Captain Elliot. R. N.

'F. O., Texas, Vol. 18.

Aberdeen.

This correspondence treats of the project of joint mediation between Mexico and Texas, by England, France, and the United States. Aberdeen declined to join in this, stating England's preference to act alone. The enclosures were:

(1) Smith to Aberdeen, August 19, 1842. (In Garrison, Diplomatic Correspondence of the Republic of Texas, III, 1011, in Am. Hist. Assoc. Report, 1908, II,-but the date there given is "August 15 (?)." In this was enclosed copy of Smith to Guizot, August 15, 1842. (In Idem., III, 1387.)

(2) Aberdeen to Cowley, No. 147, October 15, 1842. Aberdeen here stated that England, carrying out the plan of her treaties with Texas, had already offered mediation, but had met with no encouragement, and that since Mexico was at the moment angry at an alleged violation of neutrality by the United States, more might probably be accomplished by similar individual action, than by joint action.
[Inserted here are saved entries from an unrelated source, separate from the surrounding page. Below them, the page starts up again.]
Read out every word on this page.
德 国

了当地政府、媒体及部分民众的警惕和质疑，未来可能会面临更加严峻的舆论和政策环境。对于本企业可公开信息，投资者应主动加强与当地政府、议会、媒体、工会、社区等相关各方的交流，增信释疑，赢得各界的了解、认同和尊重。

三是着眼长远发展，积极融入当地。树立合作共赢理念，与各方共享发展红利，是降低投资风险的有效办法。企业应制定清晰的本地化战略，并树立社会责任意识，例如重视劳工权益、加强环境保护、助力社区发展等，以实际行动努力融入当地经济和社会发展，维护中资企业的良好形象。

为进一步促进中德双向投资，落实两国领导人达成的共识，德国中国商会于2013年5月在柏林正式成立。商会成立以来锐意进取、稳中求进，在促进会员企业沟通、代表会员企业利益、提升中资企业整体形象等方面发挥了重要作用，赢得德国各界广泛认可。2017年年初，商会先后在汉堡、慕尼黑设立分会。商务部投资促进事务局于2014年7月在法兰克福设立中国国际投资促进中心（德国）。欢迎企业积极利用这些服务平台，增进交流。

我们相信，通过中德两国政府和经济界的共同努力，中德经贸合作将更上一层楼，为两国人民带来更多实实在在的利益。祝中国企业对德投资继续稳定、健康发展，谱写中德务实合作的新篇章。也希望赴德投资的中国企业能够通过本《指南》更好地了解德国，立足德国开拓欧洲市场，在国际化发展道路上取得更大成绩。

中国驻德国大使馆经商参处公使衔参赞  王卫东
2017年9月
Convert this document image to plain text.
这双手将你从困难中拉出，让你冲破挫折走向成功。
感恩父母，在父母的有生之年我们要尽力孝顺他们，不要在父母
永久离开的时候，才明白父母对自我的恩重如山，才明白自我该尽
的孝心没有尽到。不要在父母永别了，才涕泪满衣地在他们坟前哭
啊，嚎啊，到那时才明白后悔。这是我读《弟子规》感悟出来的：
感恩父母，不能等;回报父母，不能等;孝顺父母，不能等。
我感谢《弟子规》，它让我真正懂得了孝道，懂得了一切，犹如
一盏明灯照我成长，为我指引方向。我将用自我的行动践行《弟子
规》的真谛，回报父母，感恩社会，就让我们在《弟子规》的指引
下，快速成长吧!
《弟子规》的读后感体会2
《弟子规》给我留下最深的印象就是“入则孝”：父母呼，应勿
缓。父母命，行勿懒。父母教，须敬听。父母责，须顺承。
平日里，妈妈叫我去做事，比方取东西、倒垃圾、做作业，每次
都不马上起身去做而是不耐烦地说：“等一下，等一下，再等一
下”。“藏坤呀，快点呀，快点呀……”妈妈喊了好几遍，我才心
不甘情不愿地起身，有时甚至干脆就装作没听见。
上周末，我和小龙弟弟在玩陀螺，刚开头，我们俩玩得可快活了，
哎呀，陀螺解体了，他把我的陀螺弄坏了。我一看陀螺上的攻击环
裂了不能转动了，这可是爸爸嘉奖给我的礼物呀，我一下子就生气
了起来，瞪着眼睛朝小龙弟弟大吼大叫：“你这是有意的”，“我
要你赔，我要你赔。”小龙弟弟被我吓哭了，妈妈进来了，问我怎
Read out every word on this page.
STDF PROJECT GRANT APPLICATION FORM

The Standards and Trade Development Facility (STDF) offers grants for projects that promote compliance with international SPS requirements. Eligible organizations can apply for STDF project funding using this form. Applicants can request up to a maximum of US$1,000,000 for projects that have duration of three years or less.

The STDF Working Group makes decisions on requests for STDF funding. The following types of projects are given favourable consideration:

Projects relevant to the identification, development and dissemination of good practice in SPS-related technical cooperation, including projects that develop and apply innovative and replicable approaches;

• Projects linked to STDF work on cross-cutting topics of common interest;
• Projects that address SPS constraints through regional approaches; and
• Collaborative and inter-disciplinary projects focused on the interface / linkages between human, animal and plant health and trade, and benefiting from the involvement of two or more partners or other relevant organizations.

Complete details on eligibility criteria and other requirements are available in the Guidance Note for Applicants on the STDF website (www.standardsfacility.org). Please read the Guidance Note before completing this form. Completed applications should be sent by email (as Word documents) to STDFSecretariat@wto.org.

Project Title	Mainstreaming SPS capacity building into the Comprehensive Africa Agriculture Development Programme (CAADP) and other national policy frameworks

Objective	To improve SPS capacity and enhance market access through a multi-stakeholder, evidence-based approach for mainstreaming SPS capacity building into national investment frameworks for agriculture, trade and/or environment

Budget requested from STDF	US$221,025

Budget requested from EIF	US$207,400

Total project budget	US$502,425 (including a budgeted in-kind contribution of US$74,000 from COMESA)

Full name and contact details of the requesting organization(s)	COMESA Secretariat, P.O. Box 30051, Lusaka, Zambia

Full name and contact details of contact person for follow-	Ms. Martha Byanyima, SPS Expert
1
He enclosed to Cowley correspondence to show that there was little present prospect of Mexican acquiescence in the proposed mediation. These letters were: Aberdeen to Pakenham, No. 21, July 1, 1842; and No. 24, July 15, 1842; Pakenham to Aberdeen, No. 80 (September?), 1842.

(3) Cowley to Aberdeen. No. 349, October 24, 1842. For comment on the proposed tripartite mediation, see Adams, British Interests and Activities in Texas, 117-119.